Но трактор не сдавался. Отчаянно тарахтя, он пробивался все выше и выше, и люди какое-то время завороженно наблюдали за ним, а потом пошли следом, и даже дети перестали кричать, а только тихо плакали, да скорбно причитали женщины.
– На ходу смерть не так страшна, – крикнул нам на прощание тракторист, седой маленький мужичок в засаленном пиджаке и заправленных в кирзовые сапоги мятых штанах, махнул рукой и поехал вниз по серпантину – вызволять из слякотного плена очередной рейсовый автобус. У героев всегда очень простые лица, это только в фильмах они поигрывают мускулами и желваками, спасая мир. У настоящих героев всегда очень простые лица.
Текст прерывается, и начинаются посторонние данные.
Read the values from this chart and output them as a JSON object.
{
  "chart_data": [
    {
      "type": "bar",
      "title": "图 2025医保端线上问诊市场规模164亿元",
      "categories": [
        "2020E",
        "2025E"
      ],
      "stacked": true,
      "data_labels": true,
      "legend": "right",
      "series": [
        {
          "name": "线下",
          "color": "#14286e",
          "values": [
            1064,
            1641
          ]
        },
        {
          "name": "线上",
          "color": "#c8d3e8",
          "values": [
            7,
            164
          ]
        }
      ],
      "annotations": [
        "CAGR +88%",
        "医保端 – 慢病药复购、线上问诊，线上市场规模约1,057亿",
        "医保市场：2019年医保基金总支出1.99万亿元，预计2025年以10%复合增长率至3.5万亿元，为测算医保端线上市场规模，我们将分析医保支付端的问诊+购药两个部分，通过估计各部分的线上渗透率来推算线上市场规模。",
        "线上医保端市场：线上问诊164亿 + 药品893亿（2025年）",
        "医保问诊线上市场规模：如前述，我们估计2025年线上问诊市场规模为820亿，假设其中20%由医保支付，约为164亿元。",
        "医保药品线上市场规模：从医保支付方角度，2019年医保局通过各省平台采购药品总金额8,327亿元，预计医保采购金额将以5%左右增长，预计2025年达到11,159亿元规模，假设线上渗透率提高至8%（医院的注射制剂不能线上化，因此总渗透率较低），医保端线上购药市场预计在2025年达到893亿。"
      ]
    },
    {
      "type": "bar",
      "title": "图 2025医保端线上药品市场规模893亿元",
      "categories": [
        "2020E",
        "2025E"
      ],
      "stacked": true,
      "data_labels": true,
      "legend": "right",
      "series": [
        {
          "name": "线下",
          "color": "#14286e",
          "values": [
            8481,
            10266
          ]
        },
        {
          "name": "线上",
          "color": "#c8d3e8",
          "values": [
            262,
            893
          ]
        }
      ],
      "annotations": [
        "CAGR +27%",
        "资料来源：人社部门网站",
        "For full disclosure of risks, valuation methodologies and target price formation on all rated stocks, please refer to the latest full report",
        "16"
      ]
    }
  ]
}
– Он на этом участке дороги пятые сутки один работает, – рассказывал потом водитель, выруливая к водохранилищу, – днюет и ночует на перевале.
– Некому его подменить?
– Некому. Сменщика на той неделе убило.
– На ходу смерть не так страшна, – вспомнил кто-то его слова.
– Сменщика как раз на ходу убило, – покачал головой водитель. – Хотя он прав, конечно. Лучше что-то делать, чем смиренно ждать.
Может, в тот день и началась моя война? В ту унизительную минуту абсолютной беззащитности, когда ты ощущаешь себя живой мишенью, и ничем более. НиЧЕМ более.

 

Или в тот день, когда бомба угодила в палисадник нашего дома? Была глухая ночь, взрывной волной выбило стекла, моих спящих сестер швырнуло на пол, сверху посыпались осколки, в воздухе кружились ошметки посеченных в хлам пуховых одеял и разом обугленных штор… Гаянэ потом несколько недель не спала ночами и глядела испуганными золотистыми глазами так, что хотелось прижать ее к своей груди и никогда не отпускать. Сонечке было всего десять, и я сравнивала себя, десятилетнюю, с ней и выла от боли, какие мы разные, и какое трудное на ее долю выпало детство…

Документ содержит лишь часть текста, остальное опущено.